Make sure the person understands your request. Clarifying right away saves time.
✓ Sometimes it’s enough to ask, “Is that clear?” Other times, we may ask, “Would you be willing to repeat what you heard me say, to help avoid misunderstandings?”
If the person dismisses your request, ask them what they would suggest. If their suggestion does not meet your needs, give clear reasons why. This actively involves the other person in generating solutions.
- Listen carefully and try to understand the other person’s. Typically, the more we hear the person we are communicating with, the more they will hear us.
- Clarify what you hear by repeating it back. Say things like “Let me see if I understand what you’re saying…” or “You’re saying… Do I have that right?”
- Be aware of your body language. Make eye contact and speak clearly, calmly, and audibly. Take a posture that shows you are trying to listen and understand.
- Listen for what needs the person or organization has and look for solutions that have mutual gains. This might involve thinking outside of the box to generate a variety of solutions, rather than focusing on just one.
- Stay connected to the needs of others. Communicate in a way that shows you are equally concerned about the needs of others being met. People are more likely to empathize about our needs if we empathize with theirs.
Managing your emotions
- Practice being aware of how you’re feeling. When our needs aren’t being met, these are some of the things we might feel: afraid, annoyed, confused, disconnected, embarrassed, tired, pain, sad, tense, vulnerable, disturbed, or longing.

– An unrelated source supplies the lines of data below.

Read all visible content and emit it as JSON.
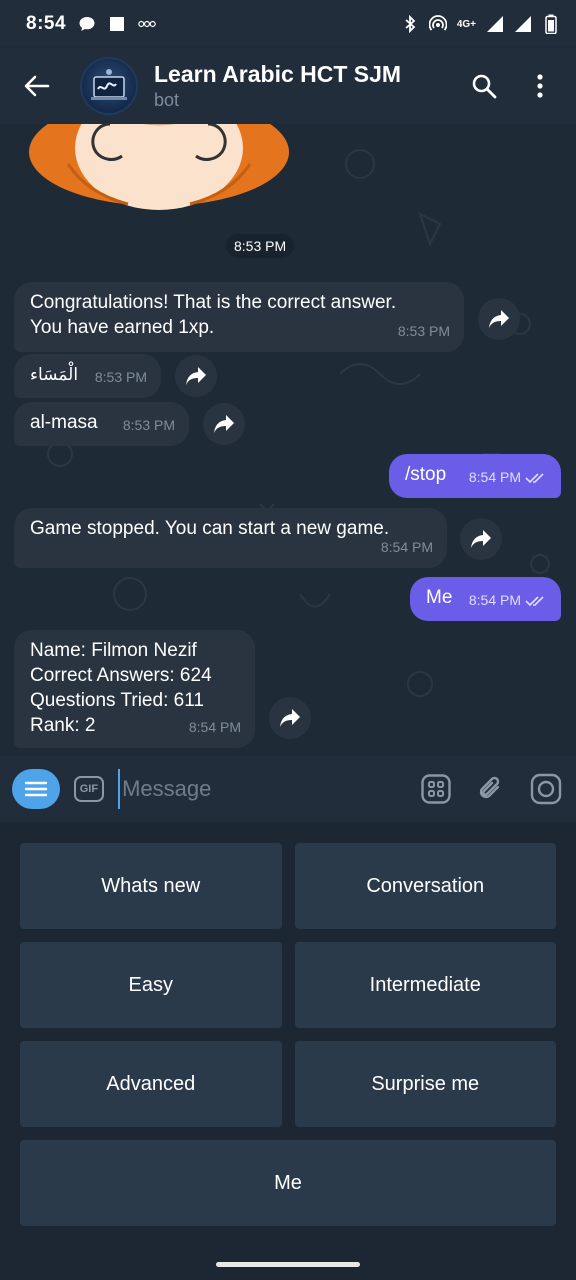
{
  "status_bar": {
    "time": "8:54",
    "network": "4G+"
  },
  "header": {
    "title": "Learn Arabic HCT SJM",
    "subtitle": "bot"
  },
  "sticker": {
    "time": "8:53 PM"
  },
  "messages": [
    {
      "direction": "in",
      "text": "Congratulations! That is the correct answer.\nYou have earned 1xp.",
      "time": "8:53 PM"
    },
    {
      "direction": "in",
      "text": "الْمَسَاء",
      "time": "8:53 PM"
    },
    {
      "direction": "in",
      "text": "al-masa",
      "time": "8:53 PM"
    },
    {
      "direction": "out",
      "text": "/stop",
      "time": "8:54 PM"
    },
    {
      "direction": "in",
      "text": "Game stopped. You can start a new game.",
      "time": "8:54 PM"
    },
    {
      "direction": "out",
      "text": "Me",
      "time": "8:54 PM"
    },
    {
      "direction": "in",
      "text": "Name: Filmon Nezif\nCorrect Answers: 624\nQuestions Tried: 611\nRank: 2",
      "time": "8:54 PM"
    }
  ],
  "input": {
    "placeholder": "Message",
    "gif_label": "GIF"
  },
  "keyboard": {
    "rows": [
      [
        "Whats new",
        "Conversation"
      ],
      [
        "Easy",
        "Intermediate"
      ],
      [
        "Advanced",
        "Surprise me"
      ],
      [
        "Me"
      ]
    ]
  },
  "colors": {
    "accent": "#4fa3e8",
    "outgoing_bubble": "#6a5de8",
    "incoming_bubble": "#2a3441",
    "background": "#1e2a36"
  }
}
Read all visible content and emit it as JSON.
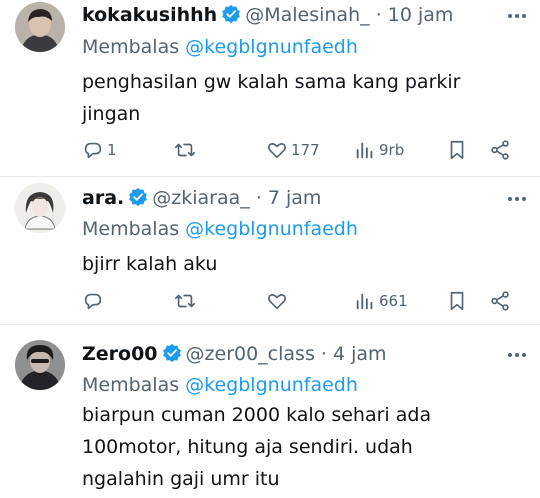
{
  "replies": [
    {
      "name": "kokakusihhh",
      "handle": "@Malesinah_",
      "dot": "·",
      "time": "10 jam",
      "replying_label": "Membalas",
      "replying_to": "@kegblgnunfaedh",
      "text_lines": [
        "penghasilan gw kalah sama kang parkir",
        "jingan"
      ],
      "reply_count": "1",
      "retweet_count": "",
      "like_count": "177",
      "view_count": "9rb"
    },
    {
      "name": "ara.",
      "handle": "@zkiaraa_",
      "dot": "·",
      "time": "7 jam",
      "replying_label": "Membalas",
      "replying_to": "@kegblgnunfaedh",
      "text_lines": [
        "bjirr kalah aku"
      ],
      "reply_count": "",
      "retweet_count": "",
      "like_count": "",
      "view_count": "661"
    },
    {
      "name": "Zero00",
      "handle": "@zer00_class",
      "dot": "·",
      "time": "4 jam",
      "replying_label": "Membalas",
      "replying_to": "@kegblgnunfaedh",
      "text_lines": [
        "biarpun cuman 2000 kalo sehari ada",
        "100motor, hitung aja sendiri. udah",
        "ngalahin gaji umr itu"
      ],
      "reply_count": "",
      "retweet_count": "",
      "like_count": "",
      "view_count": ""
    }
  ],
  "colors": {
    "accent": "#1d9bf0",
    "muted": "#536471",
    "text": "#0f1419",
    "divider": "#e6e9ec"
  },
  "icons": [
    "verified-badge-icon",
    "more-icon",
    "reply-icon",
    "retweet-icon",
    "like-icon",
    "views-icon",
    "bookmark-icon",
    "share-icon"
  ]
}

- Connect your feeling to what you need. Here are some common needs: connection, belonging, love, appreciation, physical well-being, honesty, joy, humour, equality, beauty, choice, freedom, challenge, growth, and learning. Make requests based on what you need.
- Anger can be a valuable alarm for alerting us that our needs are not being met. It is also a signal that we are thinking in a way that may make it difficult to communicate about our needs.
- When you feel angry, stop and breathe. If you can, identify what is causing the anger and what needs are not being met. Finally, express your needs. These steps help you channel your anger toward getting your needs met without being aggressive. (This skill takes a lot of practice to learn!)
- If you are having difficulty managing your anger or are feeling withdrawn, ask for some time to reflect on what has been discussed and arrange a time to meet again later.
Are there times when I should not self-advocate?
Yes. Don’t self-advocate if:
- you don’t feel safe
- you’re too angry to be assertive instead of aggressive
There are many options for protecting your rights aside from self-advocacy. (See below).
Alternatives to Self-Advocacy
- Ask a friend or family member to advocate on your behalf.
- Find an organization with professional advocates who have experience related to your problem.
- Hire a lawyer. If you cannot afford a lawyer, consult organizations that do pro-bono (free) legal work.
- Contact the office of your city councilor, MLA or MP, if some level of government is responsible for your issue. You can contact an Ombudsperson at the same time. Ask them advocate on your behalf.
- Support or create a group that works to create progressive systemic change.